Hoy, mientras tiendo mi ropa, en la terraza de mi casa, me he acordado de las palabras que alguien dijo al pasar por un barrio normal de Madrid, que eramos muy pobres por tender nuestra ropa al exterior. Pues lo tengo muy claro sere muy pobre, por no tener chofer, asistenta como ella o no vivir en la Moraleja. Pero cuando tiendo mi ropa, me encantaria poder hacerlo en la era, en el verde, como se hacia en los pueblos.Si esos pueblos de los que yo me siento muy orgullosa, tanto como me siento orgullosa de mis mayores, de esos que iban a la fuente a por agua, a lavar al rio, con las ovejas, cabras o vacas, que se levantaban temprano, y comian de lo que daba la tierra, de esos que tenian las manos y la cara ajadas por el sol, aquellos que sacaron adelante a su familia con el sudor de su frente y nos dieron unos valores que no cotizan en bolsa, pero valen su peso en oro.
Hoy, mientras tiendo mi ropa, sere pobre por vivir donde vivo y tender como tiendo, pero soy rica por la herencia que mis mayores me han dejado.

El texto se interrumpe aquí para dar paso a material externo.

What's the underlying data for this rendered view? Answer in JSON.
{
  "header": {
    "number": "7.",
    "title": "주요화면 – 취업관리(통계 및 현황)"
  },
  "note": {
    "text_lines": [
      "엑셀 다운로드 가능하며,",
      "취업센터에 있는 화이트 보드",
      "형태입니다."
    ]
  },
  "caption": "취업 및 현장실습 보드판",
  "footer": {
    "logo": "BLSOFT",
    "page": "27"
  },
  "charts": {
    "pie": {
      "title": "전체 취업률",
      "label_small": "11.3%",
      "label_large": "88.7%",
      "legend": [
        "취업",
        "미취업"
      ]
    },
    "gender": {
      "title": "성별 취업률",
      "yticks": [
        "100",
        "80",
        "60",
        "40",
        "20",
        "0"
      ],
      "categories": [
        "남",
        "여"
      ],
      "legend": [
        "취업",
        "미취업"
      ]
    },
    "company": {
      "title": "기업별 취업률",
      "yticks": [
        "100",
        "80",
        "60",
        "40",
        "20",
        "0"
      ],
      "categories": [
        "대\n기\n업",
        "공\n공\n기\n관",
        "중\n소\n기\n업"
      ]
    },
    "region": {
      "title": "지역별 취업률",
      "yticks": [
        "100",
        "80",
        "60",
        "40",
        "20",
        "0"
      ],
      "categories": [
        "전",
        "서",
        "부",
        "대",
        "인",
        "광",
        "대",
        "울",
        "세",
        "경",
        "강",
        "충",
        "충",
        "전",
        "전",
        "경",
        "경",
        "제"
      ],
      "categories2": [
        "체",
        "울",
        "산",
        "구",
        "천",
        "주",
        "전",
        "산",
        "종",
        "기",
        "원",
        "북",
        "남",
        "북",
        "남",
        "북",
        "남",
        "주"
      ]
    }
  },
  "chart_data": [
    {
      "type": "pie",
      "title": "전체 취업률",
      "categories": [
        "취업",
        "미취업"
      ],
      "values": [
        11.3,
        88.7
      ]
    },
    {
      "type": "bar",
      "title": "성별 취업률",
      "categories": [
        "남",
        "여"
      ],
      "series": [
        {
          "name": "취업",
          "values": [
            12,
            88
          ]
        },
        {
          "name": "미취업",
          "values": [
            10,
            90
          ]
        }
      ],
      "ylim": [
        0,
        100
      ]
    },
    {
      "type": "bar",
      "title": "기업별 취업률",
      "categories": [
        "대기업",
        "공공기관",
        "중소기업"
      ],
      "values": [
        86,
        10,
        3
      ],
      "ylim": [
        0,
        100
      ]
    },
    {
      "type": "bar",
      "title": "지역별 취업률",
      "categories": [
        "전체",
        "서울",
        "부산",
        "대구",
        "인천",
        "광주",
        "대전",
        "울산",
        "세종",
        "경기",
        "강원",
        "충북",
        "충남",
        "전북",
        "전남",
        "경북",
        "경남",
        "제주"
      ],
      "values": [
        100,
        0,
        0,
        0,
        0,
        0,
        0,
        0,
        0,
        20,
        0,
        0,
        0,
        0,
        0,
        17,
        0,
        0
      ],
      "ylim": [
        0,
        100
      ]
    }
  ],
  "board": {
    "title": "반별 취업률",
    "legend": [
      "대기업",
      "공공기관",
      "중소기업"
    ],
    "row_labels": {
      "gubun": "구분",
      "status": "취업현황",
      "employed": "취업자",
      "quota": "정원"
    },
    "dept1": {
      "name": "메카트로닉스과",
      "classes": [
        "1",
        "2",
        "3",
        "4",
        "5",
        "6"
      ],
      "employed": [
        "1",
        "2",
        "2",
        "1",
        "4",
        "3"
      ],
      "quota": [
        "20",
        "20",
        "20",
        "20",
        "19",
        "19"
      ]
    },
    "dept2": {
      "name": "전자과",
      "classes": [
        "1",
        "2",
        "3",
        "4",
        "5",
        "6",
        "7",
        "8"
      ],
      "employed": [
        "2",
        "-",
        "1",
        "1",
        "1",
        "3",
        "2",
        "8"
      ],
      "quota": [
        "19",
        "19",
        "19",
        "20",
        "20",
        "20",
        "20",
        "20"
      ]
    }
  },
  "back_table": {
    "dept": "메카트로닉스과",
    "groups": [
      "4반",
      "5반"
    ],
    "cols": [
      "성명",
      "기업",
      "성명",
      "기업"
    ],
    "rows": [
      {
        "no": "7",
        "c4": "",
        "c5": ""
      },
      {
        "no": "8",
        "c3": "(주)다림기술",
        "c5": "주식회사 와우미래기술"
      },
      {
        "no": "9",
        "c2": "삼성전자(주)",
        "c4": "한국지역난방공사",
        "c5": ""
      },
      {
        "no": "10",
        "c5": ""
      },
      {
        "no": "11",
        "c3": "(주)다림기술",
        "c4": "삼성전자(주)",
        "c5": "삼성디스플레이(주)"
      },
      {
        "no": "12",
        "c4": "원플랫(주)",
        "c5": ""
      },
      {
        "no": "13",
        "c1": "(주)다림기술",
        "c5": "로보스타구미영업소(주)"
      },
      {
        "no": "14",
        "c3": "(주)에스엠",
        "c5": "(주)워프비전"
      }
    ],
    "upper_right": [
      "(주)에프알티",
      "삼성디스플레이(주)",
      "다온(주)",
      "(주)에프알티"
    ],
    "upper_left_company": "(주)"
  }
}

Y por tener un pueblo, donde cuando voy, vuelvo a ser la niña que era antaño, cuando los caños atravesaban las calles, cuando el chocolate de la alborada se hacia en casa y era chocolate y no aguachirri, cuando se desayunaba pan migado con leche o cafe, cuando la cocina era de leña y cuando por más frio que hiciera fuera, el calor de la lumbre, nos abrigaba a todos.
Gracias a mis abuelos, a mis padres y a mi tierra sanabresa, me siento muy orgullosa de ser como soy.